Oct 14

It’s OK to watch Harry Potter now, right?

Category: Lost Films

The Harry Potter books have been criticized by the Evangelical Christian community, banned from school libraries, burned by church groups, and denounced by the Pope. Harry practices witchcraft, they argue, and our children may try to follow in his footsteps. But that was before J. K. Rowling released her final installment of the Potter series in 2007, in which (spoiler alert) Harry dies sacrificially, only to rise again in Christ-like fashion to defeat evil forever. Rowling herself has acknowledged her Christian faith and the intentional Christian themes in her Potter novels. A recent article in the Boston Globe details how Harry is now embraced by religious scholars and critics. So we are over that embarrassing phase when Christians said silly things like Harry Potter is like “mixing rat poison with orange soda.” Right?

Because it was a very embarrassing time. Like when the Onion wrote a satirical article about how the Potter series was turning millions of kids onto witchcraft, and mocked the Christian response: “Over protests from Christian Right leaders, who oppose the books for containing magic–and, by extension, Satanic religious beliefs–millions of children are willing their bodies and souls to Lucifer in unholy blood covenants. In 1995, it was estimated that some 100,000 Americans, mostly adults, were involved in devil-worship groups. Today, more than 14 million children alone belong to the Church of Satan, thanks largely to the unassuming boy wizard from 4 Privet Drive.” If that weren’t bad enough, most of the article was cut and pasted into a chain email, and sent around as proof of the dangers of reading Harry Potter. Many Christians, missing the satire and the irony, forwarded it along, furthering the embarrassment.

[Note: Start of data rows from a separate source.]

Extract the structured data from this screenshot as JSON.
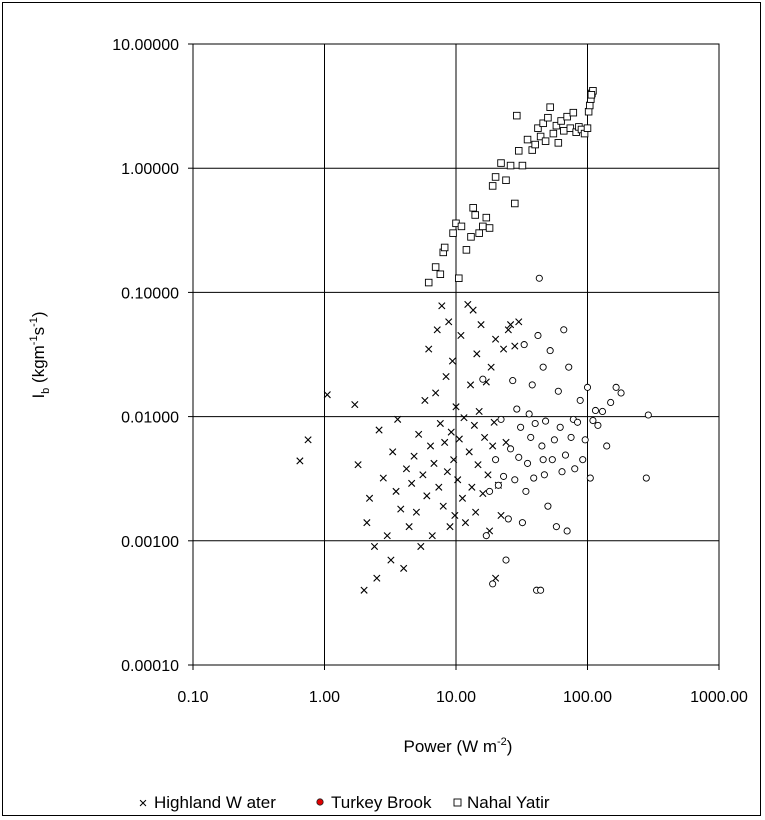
{
  "chart_data": {
    "type": "scatter",
    "title": "",
    "xlabel": "Power (W m",
    "xlabel_sup": "-2",
    "xlabel_end": ")",
    "ylabel_base": "I",
    "ylabel_sub": "b",
    "ylabel_mid": " (kgm",
    "ylabel_sup1": "-1",
    "ylabel_s": "s",
    "ylabel_sup2": "-1",
    "ylabel_end": ")",
    "x_scale": "log",
    "y_scale": "log",
    "xlim": [
      0.1,
      1000
    ],
    "ylim": [
      0.0001,
      10
    ],
    "x_ticks": [
      {
        "value": 0.1,
        "label": "0.10"
      },
      {
        "value": 1,
        "label": "1.00"
      },
      {
        "value": 10,
        "label": "10.00"
      },
      {
        "value": 100,
        "label": "100.00"
      },
      {
        "value": 1000,
        "label": "1000.00"
      }
    ],
    "y_ticks": [
      {
        "value": 0.0001,
        "label": "0.00010"
      },
      {
        "value": 0.001,
        "label": "0.00100"
      },
      {
        "value": 0.01,
        "label": "0.01000"
      },
      {
        "value": 0.1,
        "label": "0.10000"
      },
      {
        "value": 1,
        "label": "1.00000"
      },
      {
        "value": 10,
        "label": "10.00000"
      }
    ],
    "grid": true,
    "legend_position": "bottom",
    "series": [
      {
        "name": "Highland W ater",
        "marker": "x",
        "color": "#000000",
        "points": [
          [
            0.65,
            0.0044
          ],
          [
            0.75,
            0.0065
          ],
          [
            1.05,
            0.015
          ],
          [
            1.7,
            0.0125
          ],
          [
            1.8,
            0.0041
          ],
          [
            2.1,
            0.0014
          ],
          [
            2.0,
            0.0004
          ],
          [
            2.2,
            0.0022
          ],
          [
            2.4,
            0.0009
          ],
          [
            2.5,
            0.0005
          ],
          [
            2.6,
            0.0078
          ],
          [
            2.8,
            0.0032
          ],
          [
            3.0,
            0.0011
          ],
          [
            3.2,
            0.0007
          ],
          [
            3.3,
            0.0052
          ],
          [
            3.5,
            0.0025
          ],
          [
            3.6,
            0.0095
          ],
          [
            3.8,
            0.0018
          ],
          [
            4.0,
            0.0006
          ],
          [
            4.2,
            0.0038
          ],
          [
            4.4,
            0.0013
          ],
          [
            4.6,
            0.0029
          ],
          [
            4.8,
            0.0048
          ],
          [
            5.0,
            0.0017
          ],
          [
            5.2,
            0.0072
          ],
          [
            5.4,
            0.0009
          ],
          [
            5.6,
            0.0034
          ],
          [
            5.8,
            0.0135
          ],
          [
            6.0,
            0.0023
          ],
          [
            6.2,
            0.035
          ],
          [
            6.4,
            0.0058
          ],
          [
            6.6,
            0.0011
          ],
          [
            6.8,
            0.0042
          ],
          [
            7.0,
            0.0155
          ],
          [
            7.2,
            0.05
          ],
          [
            7.4,
            0.0027
          ],
          [
            7.6,
            0.0088
          ],
          [
            7.8,
            0.078
          ],
          [
            8.0,
            0.0019
          ],
          [
            8.2,
            0.0062
          ],
          [
            8.4,
            0.021
          ],
          [
            8.6,
            0.0036
          ],
          [
            8.8,
            0.058
          ],
          [
            9.0,
            0.0013
          ],
          [
            9.2,
            0.0075
          ],
          [
            9.4,
            0.028
          ],
          [
            9.6,
            0.0045
          ],
          [
            9.8,
            0.0016
          ],
          [
            10.0,
            0.012
          ],
          [
            10.3,
            0.0031
          ],
          [
            10.6,
            0.0066
          ],
          [
            10.9,
            0.045
          ],
          [
            11.2,
            0.0022
          ],
          [
            11.5,
            0.0098
          ],
          [
            11.8,
            0.0014
          ],
          [
            12.0,
            0.22
          ],
          [
            12.3,
            0.08
          ],
          [
            12.6,
            0.0052
          ],
          [
            12.9,
            0.018
          ],
          [
            13.2,
            0.0027
          ],
          [
            13.5,
            0.072
          ],
          [
            13.8,
            0.0085
          ],
          [
            14.1,
            0.0017
          ],
          [
            14.4,
            0.032
          ],
          [
            14.7,
            0.0041
          ],
          [
            15.0,
            0.011
          ],
          [
            15.5,
            0.055
          ],
          [
            16.0,
            0.0024
          ],
          [
            16.5,
            0.0068
          ],
          [
            17.0,
            0.019
          ],
          [
            17.5,
            0.0034
          ],
          [
            18.0,
            0.0012
          ],
          [
            18.5,
            0.025
          ],
          [
            19.0,
            0.0058
          ],
          [
            19.5,
            0.009
          ],
          [
            20.0,
            0.042
          ],
          [
            21.0,
            0.0028
          ],
          [
            22.0,
            0.0016
          ],
          [
            23.0,
            0.035
          ],
          [
            24.0,
            0.0062
          ],
          [
            25.0,
            0.05
          ],
          [
            26.0,
            0.055
          ],
          [
            28.0,
            0.037
          ],
          [
            30.0,
            0.058
          ],
          [
            20.0,
            0.0005
          ]
        ]
      },
      {
        "name": "Turkey Brook",
        "marker": "o",
        "color": "#000000",
        "points": [
          [
            16.0,
            0.02
          ],
          [
            17.0,
            0.0011
          ],
          [
            18.0,
            0.0025
          ],
          [
            19.0,
            0.00045
          ],
          [
            20.0,
            0.0045
          ],
          [
            21.0,
            0.0028
          ],
          [
            22.0,
            0.0095
          ],
          [
            23.0,
            0.0033
          ],
          [
            24.0,
            0.0007
          ],
          [
            25.0,
            0.0015
          ],
          [
            26.0,
            0.0055
          ],
          [
            27.0,
            0.0195
          ],
          [
            28.0,
            0.0031
          ],
          [
            29.0,
            0.0115
          ],
          [
            30.0,
            0.0047
          ],
          [
            31.0,
            0.0082
          ],
          [
            32.0,
            0.0014
          ],
          [
            33.0,
            0.038
          ],
          [
            34.0,
            0.0025
          ],
          [
            35.0,
            0.0042
          ],
          [
            36.0,
            0.0105
          ],
          [
            37.0,
            0.0068
          ],
          [
            38.0,
            0.018
          ],
          [
            39.0,
            0.0032
          ],
          [
            40.0,
            0.0088
          ],
          [
            41.0,
            0.0004
          ],
          [
            42.0,
            0.045
          ],
          [
            43.0,
            0.13
          ],
          [
            44.0,
            0.0004
          ],
          [
            45.0,
            0.0058
          ],
          [
            46.0,
            0.025
          ],
          [
            47.0,
            0.0034
          ],
          [
            48.0,
            0.0092
          ],
          [
            50.0,
            0.0019
          ],
          [
            52.0,
            0.034
          ],
          [
            54.0,
            0.0045
          ],
          [
            56.0,
            0.0065
          ],
          [
            58.0,
            0.0013
          ],
          [
            60.0,
            0.016
          ],
          [
            62.0,
            0.0082
          ],
          [
            64.0,
            0.0036
          ],
          [
            66.0,
            0.05
          ],
          [
            68.0,
            0.0049
          ],
          [
            70.0,
            0.0012
          ],
          [
            72.0,
            0.025
          ],
          [
            75.0,
            0.0068
          ],
          [
            78.0,
            0.0095
          ],
          [
            80.0,
            0.0038
          ],
          [
            84.0,
            0.009
          ],
          [
            88.0,
            0.0135
          ],
          [
            92.0,
            0.0045
          ],
          [
            96.0,
            0.0065
          ],
          [
            100.0,
            0.0172
          ],
          [
            105.0,
            0.0032
          ],
          [
            110.0,
            0.0093
          ],
          [
            115.0,
            0.0112
          ],
          [
            120.0,
            0.0085
          ],
          [
            130.0,
            0.011
          ],
          [
            140.0,
            0.0058
          ],
          [
            150.0,
            0.013
          ],
          [
            165.0,
            0.0172
          ],
          [
            180.0,
            0.0155
          ],
          [
            280.0,
            0.0032
          ],
          [
            290.0,
            0.0103
          ],
          [
            46.0,
            0.0045
          ]
        ]
      },
      {
        "name": "Nahal Yatir",
        "marker": "square",
        "color": "#000000",
        "points": [
          [
            6.2,
            0.12
          ],
          [
            7.0,
            0.16
          ],
          [
            7.6,
            0.14
          ],
          [
            8.0,
            0.21
          ],
          [
            8.2,
            0.23
          ],
          [
            9.5,
            0.3
          ],
          [
            10.0,
            0.36
          ],
          [
            10.5,
            0.13
          ],
          [
            11.0,
            0.34
          ],
          [
            12.0,
            0.22
          ],
          [
            13.0,
            0.28
          ],
          [
            13.5,
            0.48
          ],
          [
            14.0,
            0.42
          ],
          [
            15.0,
            0.3
          ],
          [
            16.0,
            0.34
          ],
          [
            17.0,
            0.4
          ],
          [
            18.0,
            0.33
          ],
          [
            19.0,
            0.72
          ],
          [
            20.0,
            0.85
          ],
          [
            22.0,
            1.1
          ],
          [
            24.0,
            0.8
          ],
          [
            26.0,
            1.05
          ],
          [
            28.0,
            0.52
          ],
          [
            29.0,
            2.65
          ],
          [
            30.0,
            1.38
          ],
          [
            32.0,
            1.05
          ],
          [
            35.0,
            1.7
          ],
          [
            38.0,
            1.4
          ],
          [
            40.0,
            1.55
          ],
          [
            42.0,
            2.1
          ],
          [
            44.0,
            1.8
          ],
          [
            46.0,
            2.3
          ],
          [
            48.0,
            1.65
          ],
          [
            50.0,
            2.55
          ],
          [
            52.0,
            3.1
          ],
          [
            55.0,
            1.9
          ],
          [
            58.0,
            2.2
          ],
          [
            60.0,
            1.6
          ],
          [
            63.0,
            2.4
          ],
          [
            66.0,
            2.0
          ],
          [
            70.0,
            2.6
          ],
          [
            74.0,
            2.1
          ],
          [
            78.0,
            2.8
          ],
          [
            82.0,
            1.95
          ],
          [
            86.0,
            2.15
          ],
          [
            90.0,
            2.05
          ],
          [
            95.0,
            1.9
          ],
          [
            100.0,
            2.1
          ],
          [
            102.0,
            2.85
          ],
          [
            104.0,
            3.2
          ],
          [
            106.0,
            3.6
          ],
          [
            108.0,
            4.0
          ],
          [
            110.0,
            4.2
          ],
          [
            107.0,
            3.9
          ]
        ]
      }
    ]
  }
}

The Potter books are by no means an isolated example of Christian misunderstanding of art. There are examples recent (The Last Temptation of Christ, My Sweet Jesus sculpture) and historical (Puritan rejection of theater due to its portrayal of immorality). The church’s history of engaging with the arts is often embarrassing. Here is a relationship that needs reconciliation.

There is a lesson to be learned here. Fear no art. Fear instead the email from your aunt which warns you about some upcoming film or novel that is supposed to destroy your faith.

3 Comments so far

  1. Scott Beshenich October 14th, 2009 3:06 pm

    The one thing I think that interesting about this, is that both the Chronicles of Narnia and Lord of the Rings books have tons of magic stuff going on in them and are written by Christian authors.

  2. Taylor Driggers October 16th, 2009 7:42 am

    I agree. But those books were also very controversial during their own time, believe it or not.

    I think it’s sort of funny how a lot of evangelicals rely so heavily on chain e-mails to support their arguments, and ones that weren’t intended for that purpose at that. Can’t we think of any more reliable sources?

  3. Taylor Driggers October 19th, 2009 1:35 pm

    And another thing. If the people who condemn this kind of stuff are so strong in their faith, why are they so afraid that one book or movie is going to destroy it? Just throwing that out there.